One direction is easy: If $r = a + s \in \operatorname{Ann}_A (M) + I$, then for each $m\in M$ $$(m+ IM)r = ma + ms + IM = ms + IM = 0 + IM,$$ so $\operatorname{Ann}_A (M) + I \subseteq \operatorname{Ann }_A(M/IM)$ and taking radicals yields $"\supseteq "$. However, I am struggling with the converse inclusion:
Let $r \in \sqrt{\operatorname{Ann }_A(M/IM)}$. Then there exists some $n\in \mathbb N$ such that $r^n \in \operatorname{Ann }_A(M/IM)$. But that means $r^n m \in IM$ for each $m\in M$. Now consider the $R$-module homomorphism $$\varphi \colon M \to M; \quad \varphi(m) := r^n m.$$ Then as noted $\varphi(M) \subseteq IM$. By the Cayley-Hamilton theorem there is $k\in \mathbb N$ and coefficients $a_0, \dots, a_{k-1} \in I$ such that $$\varphi^{k} + a_{k-1}\varphi^{k-1} + \dots + a_1 \varphi + a_0 = 0.$$ Does this get me anywhere? Plugging in $m\in M$ in this equation did not give me any insight. Any hints are appreciated!
I came up with the answer: Note that it suffices to show $\operatorname{Ann }_A(M/IM) \subseteq \sqrt{\operatorname{Ann }_A(M) + I}$, since for ideals $\mathfrak a \subseteq \mathfrak b \subseteq A$ one always has $\sqrt{\mathfrak a} \subseteq \sqrt{\mathfrak b} $ and $\sqrt{\sqrt{ \mathfrak b}} = \sqrt{\mathfrak b}$.

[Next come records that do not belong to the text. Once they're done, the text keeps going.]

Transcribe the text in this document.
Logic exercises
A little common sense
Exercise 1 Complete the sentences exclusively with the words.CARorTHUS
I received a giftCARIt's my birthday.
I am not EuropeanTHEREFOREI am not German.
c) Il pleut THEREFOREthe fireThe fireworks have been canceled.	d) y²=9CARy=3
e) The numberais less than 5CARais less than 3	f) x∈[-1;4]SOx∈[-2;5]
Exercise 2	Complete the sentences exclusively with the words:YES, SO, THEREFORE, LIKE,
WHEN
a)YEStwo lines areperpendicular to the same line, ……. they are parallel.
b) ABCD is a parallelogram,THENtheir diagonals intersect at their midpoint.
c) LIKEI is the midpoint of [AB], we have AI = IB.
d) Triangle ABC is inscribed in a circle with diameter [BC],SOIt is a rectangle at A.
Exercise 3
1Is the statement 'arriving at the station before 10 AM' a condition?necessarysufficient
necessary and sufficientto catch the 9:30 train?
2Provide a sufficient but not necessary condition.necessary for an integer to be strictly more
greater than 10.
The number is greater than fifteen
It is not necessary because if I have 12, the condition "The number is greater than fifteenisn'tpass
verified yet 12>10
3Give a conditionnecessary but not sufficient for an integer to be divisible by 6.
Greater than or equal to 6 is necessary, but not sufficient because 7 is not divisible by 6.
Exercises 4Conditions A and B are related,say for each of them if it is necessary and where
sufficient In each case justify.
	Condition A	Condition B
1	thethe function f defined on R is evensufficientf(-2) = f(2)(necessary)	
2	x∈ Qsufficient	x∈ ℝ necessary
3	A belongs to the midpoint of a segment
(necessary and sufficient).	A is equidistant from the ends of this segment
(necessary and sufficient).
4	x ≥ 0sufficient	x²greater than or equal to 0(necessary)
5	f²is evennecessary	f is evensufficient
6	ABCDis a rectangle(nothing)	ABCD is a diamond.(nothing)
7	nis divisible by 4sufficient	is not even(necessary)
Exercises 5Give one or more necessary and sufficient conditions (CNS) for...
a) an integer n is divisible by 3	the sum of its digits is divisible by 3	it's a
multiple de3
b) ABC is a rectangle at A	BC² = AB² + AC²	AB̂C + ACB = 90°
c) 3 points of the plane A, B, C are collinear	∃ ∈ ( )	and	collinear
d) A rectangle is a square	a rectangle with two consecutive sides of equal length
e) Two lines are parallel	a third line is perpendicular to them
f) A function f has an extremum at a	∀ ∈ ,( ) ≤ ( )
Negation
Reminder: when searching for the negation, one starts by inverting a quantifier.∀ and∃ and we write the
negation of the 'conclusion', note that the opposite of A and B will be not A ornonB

Now take $r\in \operatorname{Ann }_A(M/IM)$. Then $rM \subseteq IM$, so by Cayley-Hamilton we have $$(r^k + a_{k-1} r^{k-1} + \dots + a_1 r + a_0)M = 0$$ for some $k\in \mathbb N$ and $a_i \in I$. Putting $a:= a_{k-1}r^{k-1} + \dots + a_1 r + a_0 \in I$ this is equivalent to $$r^k + a \in \operatorname{Ann }_R(M).$$ But this means $r^k \in \operatorname{Ann }_R(M) + I$ and $r \in \sqrt{\operatorname{Ann }_A(M) + I}$, as desired.